Veronika is making sure we represent!
We packed up camp and made our way westbound on the Alaska highway, now highly conscientious of the quality of the roads we would be using. We stopped in Teslin for gas. Right by the gas station/restaurant was the Northern Wildlife Museum, which is small but really cool. They show local wildlife in reconstructed habitats. All the wildlife were found dead, not hunted. The gift shop was very cool and featured handmade items created by the local Tlingit people, and were reasonably-priced. Needless to say, we bought lots of gifts at this shop.
We stopped again several hours down the road at a small truckstop for gas and a quick meal. This lady cooked food like my mother would, but in small quantities at gourmet prices. We had two grilled cheese sandwhiches and a bowl of pea soup.

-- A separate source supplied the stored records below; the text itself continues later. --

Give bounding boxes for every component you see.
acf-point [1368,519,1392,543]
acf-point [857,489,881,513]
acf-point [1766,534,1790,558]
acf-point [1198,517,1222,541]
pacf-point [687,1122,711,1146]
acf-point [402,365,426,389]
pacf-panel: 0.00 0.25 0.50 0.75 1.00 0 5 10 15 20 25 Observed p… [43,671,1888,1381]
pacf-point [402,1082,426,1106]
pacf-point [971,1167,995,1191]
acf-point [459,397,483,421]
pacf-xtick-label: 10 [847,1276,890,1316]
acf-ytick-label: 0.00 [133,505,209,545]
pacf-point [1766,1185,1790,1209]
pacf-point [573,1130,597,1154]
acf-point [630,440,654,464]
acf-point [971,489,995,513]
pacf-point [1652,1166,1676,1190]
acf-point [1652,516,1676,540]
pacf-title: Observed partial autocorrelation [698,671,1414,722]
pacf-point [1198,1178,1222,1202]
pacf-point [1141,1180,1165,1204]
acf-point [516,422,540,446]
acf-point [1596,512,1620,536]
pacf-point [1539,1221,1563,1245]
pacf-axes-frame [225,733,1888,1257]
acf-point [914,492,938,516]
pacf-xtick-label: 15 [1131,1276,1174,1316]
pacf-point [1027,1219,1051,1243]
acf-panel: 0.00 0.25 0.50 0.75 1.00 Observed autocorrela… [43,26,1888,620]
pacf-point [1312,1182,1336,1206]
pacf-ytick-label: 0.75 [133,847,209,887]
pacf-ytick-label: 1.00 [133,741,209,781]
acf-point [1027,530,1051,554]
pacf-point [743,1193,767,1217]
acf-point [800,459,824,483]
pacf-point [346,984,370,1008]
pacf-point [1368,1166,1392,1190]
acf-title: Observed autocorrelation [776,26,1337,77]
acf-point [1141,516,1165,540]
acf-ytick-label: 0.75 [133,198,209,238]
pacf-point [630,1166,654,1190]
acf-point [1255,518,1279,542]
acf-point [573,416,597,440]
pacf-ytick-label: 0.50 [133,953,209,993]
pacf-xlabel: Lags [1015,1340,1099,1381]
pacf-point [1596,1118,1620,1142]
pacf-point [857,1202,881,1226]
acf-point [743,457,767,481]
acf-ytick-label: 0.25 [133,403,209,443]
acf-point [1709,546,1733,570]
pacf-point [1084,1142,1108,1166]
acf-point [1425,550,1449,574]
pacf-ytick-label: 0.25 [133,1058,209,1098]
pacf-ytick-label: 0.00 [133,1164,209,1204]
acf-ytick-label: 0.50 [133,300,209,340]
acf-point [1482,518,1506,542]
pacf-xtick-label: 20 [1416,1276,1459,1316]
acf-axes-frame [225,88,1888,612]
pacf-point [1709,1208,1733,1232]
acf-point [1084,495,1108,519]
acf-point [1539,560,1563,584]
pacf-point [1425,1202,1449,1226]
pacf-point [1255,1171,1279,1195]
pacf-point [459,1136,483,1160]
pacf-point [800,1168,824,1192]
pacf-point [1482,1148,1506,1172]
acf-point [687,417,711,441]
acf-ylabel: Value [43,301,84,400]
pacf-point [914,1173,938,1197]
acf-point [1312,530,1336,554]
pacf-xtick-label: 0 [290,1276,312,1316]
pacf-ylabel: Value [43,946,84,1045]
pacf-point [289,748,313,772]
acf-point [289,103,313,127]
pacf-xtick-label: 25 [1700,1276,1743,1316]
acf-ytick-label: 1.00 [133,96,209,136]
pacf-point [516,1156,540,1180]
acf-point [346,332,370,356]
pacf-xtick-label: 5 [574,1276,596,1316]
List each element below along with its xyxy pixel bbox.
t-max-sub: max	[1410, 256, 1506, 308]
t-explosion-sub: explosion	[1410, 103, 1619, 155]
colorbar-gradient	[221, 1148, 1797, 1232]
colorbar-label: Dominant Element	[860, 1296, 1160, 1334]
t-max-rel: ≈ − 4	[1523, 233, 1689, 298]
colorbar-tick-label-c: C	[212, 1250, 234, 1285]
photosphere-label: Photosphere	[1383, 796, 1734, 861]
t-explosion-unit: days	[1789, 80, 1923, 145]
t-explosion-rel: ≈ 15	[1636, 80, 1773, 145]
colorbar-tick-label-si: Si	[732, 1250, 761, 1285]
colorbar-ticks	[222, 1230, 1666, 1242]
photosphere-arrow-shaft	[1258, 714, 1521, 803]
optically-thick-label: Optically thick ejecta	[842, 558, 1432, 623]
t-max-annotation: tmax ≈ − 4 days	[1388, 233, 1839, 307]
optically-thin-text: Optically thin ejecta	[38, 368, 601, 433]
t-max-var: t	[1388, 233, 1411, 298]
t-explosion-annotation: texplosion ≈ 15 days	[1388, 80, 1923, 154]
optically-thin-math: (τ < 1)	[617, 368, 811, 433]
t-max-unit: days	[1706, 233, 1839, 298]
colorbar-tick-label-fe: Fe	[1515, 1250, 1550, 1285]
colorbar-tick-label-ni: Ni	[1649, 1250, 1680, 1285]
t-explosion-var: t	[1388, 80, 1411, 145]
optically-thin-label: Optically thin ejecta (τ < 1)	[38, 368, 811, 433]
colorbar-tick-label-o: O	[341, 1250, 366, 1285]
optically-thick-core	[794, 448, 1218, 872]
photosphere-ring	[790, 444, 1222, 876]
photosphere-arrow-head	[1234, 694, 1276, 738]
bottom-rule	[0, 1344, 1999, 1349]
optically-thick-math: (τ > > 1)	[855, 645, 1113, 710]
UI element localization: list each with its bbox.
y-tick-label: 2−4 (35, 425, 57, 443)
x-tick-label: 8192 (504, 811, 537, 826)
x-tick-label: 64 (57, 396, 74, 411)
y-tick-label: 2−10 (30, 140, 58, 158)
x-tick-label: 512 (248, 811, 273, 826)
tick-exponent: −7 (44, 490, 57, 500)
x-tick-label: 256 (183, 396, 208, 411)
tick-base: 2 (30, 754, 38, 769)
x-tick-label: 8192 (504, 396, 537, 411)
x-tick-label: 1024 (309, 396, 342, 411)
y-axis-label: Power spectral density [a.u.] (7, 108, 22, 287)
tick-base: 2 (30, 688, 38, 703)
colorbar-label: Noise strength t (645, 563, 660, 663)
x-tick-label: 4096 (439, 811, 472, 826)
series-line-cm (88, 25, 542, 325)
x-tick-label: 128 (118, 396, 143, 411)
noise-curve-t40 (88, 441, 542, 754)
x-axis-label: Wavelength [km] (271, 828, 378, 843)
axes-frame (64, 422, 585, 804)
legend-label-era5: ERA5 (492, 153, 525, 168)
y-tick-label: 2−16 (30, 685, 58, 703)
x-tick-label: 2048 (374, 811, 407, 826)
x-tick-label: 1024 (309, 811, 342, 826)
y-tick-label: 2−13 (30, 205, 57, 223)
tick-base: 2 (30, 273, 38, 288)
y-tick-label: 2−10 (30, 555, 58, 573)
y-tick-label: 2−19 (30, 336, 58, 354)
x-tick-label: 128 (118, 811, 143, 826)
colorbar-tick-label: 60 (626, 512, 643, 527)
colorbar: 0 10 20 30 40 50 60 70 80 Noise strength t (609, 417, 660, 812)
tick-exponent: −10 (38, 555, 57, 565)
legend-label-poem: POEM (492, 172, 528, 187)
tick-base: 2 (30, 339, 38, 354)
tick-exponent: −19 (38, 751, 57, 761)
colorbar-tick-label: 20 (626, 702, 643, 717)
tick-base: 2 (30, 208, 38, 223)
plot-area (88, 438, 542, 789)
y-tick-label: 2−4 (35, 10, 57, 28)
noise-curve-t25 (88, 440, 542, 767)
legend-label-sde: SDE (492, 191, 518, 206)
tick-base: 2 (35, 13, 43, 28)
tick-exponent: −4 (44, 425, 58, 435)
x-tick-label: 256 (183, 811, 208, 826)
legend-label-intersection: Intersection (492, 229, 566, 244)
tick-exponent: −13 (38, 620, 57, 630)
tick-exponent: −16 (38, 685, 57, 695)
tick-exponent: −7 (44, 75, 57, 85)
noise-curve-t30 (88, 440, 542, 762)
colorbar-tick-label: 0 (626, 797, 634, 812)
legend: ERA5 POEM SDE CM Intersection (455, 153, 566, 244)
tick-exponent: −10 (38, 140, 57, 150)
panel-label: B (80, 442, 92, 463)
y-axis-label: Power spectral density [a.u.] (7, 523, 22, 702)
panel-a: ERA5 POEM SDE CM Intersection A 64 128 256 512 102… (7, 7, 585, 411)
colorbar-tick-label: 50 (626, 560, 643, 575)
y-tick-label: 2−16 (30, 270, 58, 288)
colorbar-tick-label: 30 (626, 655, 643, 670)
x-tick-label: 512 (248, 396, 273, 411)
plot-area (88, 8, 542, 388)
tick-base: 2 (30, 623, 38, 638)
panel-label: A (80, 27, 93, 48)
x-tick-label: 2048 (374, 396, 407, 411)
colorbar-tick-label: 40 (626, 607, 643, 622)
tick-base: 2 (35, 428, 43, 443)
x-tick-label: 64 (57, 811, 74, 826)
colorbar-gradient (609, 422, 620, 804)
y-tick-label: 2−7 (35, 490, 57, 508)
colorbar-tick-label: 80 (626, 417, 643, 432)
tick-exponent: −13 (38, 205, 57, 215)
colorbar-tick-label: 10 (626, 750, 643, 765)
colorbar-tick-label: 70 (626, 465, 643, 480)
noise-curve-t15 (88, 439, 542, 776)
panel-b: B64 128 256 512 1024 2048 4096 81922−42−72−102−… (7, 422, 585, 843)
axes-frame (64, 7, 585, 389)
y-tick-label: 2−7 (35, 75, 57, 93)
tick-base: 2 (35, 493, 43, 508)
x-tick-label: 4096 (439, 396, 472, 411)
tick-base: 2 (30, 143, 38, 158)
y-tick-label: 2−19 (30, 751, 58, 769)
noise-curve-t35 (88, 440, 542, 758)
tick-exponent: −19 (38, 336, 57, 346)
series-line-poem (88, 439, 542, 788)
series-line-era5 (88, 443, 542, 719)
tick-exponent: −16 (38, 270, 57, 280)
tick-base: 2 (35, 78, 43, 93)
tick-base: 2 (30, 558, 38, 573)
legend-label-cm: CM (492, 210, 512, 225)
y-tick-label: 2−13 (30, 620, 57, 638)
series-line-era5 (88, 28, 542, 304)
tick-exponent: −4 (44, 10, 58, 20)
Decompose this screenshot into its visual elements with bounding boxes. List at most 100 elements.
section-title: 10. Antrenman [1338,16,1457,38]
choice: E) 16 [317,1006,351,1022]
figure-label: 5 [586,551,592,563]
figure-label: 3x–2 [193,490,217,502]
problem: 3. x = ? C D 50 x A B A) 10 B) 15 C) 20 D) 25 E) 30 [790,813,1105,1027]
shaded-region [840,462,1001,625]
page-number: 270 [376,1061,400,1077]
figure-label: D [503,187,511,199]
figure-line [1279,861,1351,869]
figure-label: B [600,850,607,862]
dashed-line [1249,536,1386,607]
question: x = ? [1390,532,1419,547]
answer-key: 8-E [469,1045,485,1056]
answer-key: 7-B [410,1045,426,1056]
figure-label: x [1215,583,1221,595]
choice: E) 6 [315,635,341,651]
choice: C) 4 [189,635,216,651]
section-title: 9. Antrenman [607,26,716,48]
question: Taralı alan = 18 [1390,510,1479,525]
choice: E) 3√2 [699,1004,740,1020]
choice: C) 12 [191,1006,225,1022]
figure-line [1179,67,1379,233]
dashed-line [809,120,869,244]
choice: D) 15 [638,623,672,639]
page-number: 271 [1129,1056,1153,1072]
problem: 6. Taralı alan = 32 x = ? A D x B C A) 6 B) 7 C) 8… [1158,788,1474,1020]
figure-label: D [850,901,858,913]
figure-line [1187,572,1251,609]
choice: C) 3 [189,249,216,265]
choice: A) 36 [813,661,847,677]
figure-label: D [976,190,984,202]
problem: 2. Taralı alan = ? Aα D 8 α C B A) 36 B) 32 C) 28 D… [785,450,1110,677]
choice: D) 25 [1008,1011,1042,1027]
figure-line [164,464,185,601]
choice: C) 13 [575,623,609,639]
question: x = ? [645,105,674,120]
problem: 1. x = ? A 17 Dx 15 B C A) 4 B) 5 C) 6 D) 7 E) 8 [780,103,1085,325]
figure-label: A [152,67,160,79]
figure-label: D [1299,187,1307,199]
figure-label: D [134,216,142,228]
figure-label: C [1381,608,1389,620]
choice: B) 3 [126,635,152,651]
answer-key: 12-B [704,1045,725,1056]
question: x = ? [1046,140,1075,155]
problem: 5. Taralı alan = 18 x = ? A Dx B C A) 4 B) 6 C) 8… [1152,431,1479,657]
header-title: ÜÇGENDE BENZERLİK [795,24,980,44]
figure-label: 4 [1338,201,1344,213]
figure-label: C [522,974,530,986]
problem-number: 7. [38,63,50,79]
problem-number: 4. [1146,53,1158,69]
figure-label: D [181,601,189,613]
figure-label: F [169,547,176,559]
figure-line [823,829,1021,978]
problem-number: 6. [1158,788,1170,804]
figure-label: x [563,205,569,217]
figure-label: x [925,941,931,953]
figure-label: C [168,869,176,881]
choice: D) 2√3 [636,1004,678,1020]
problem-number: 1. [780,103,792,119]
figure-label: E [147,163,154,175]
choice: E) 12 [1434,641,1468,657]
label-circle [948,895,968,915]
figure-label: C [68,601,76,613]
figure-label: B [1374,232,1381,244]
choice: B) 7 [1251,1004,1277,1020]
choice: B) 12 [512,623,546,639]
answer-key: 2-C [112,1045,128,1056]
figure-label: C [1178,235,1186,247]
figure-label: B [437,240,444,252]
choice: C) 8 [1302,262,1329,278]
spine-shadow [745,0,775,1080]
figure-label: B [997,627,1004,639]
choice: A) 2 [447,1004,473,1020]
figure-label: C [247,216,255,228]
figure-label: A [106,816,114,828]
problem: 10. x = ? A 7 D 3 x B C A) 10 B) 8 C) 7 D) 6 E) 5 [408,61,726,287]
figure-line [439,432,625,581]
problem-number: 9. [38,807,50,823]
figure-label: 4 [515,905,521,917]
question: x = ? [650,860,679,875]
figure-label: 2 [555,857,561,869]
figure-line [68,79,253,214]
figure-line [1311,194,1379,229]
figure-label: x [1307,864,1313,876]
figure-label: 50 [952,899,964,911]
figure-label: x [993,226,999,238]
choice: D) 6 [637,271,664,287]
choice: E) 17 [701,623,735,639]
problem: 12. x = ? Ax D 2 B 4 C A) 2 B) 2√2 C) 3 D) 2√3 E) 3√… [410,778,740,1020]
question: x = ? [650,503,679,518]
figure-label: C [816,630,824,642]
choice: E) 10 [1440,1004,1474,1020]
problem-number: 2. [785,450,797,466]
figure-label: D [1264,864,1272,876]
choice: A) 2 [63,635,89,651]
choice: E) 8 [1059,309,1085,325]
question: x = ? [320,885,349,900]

It was all quite tasty, but not nearly filling, especially for the $20 price tag. At least she had Wi-Fi, though limited bandwidth.
There is definitely a market for Internet to northern Canada. At least in Yukon, there is just one ISP. The physical medium is satellite, which is notoriously slow and unreliable due to eather weather patterns, interference, and this really common thing in the north called the Aurora Borealis. Calling all ambitious Canadian Entrepreneurs: Run fiber to Yukon. The tourists would appreciate it, and the safety for local residents would be further ensured. Money could probably be made by selling bandwidth to cell providers pushing data through their cell towers, in addition to standard subscriptions.
In any case, we moved on to Whitehorse, the capital city of Yukon. I really liked it. It’s a small city of about 30-some thousand people. We stopped at a trendy restaurant called Klondike Rib & Salmon, which happens to be in one of the oldest-standing buildings in Whitehorse. I had the salmon burger with the Yukon Gold pale lager, and Vee had a spinach salad with raisons, craisins, cashews, almonds, feta cheese, green onion, and a really unique raspberry-yogurt type of dressing. She paired that with the Yukon Red ale. Both meals were extremely delicious and well worth the price. Apparently, this restaurant is known for its long wait times, but we had a seat straight away, and the food came to the table quickly. The waitress was vibrant and friendly, making jokes and sharing stories all the while. The beers were pretty good, too, which was a pleasant surprise to me, since all the beers I had had in Canada to-date left a lot to be desired.
As we travelled along the Klondike Highway, we reached the beginning of the Dempster Highway, which is famous for its beautiful vistas beyond the Arctic Circle, encompassing frozen tundra, arctic wildlife, fields of flowers, and untouched frontier. The road is composed of shale, which is very sharp and causes a lot of tire flats. People attempting the highway will often bring multiple tires with them. The Dempster Highway extends as far as the Arctic Ocean during winter time. One day, I’ll do this roadtrip. ^-^
From Whitehorse, we took the Klondike Highway north to Dawson City, which took about four to five hours. The condition of the road was fairly good, but there were several long, dirt and gravel portions. It was dusk by the time we reached Dawson City, so we took the free ferry across the river and set up camp at the Yukon River campground. The campground was very nice, though not as “psychadellic” as the one from the night before. There were tent spots literally right on the bank of the swift and frigid current of the great Yukon River as it made its way to the Arctic Ocean.
We set up camp, finished our leftovers from lunchtime (we couldn’t make dinner because we ran out of water), and went to sleep.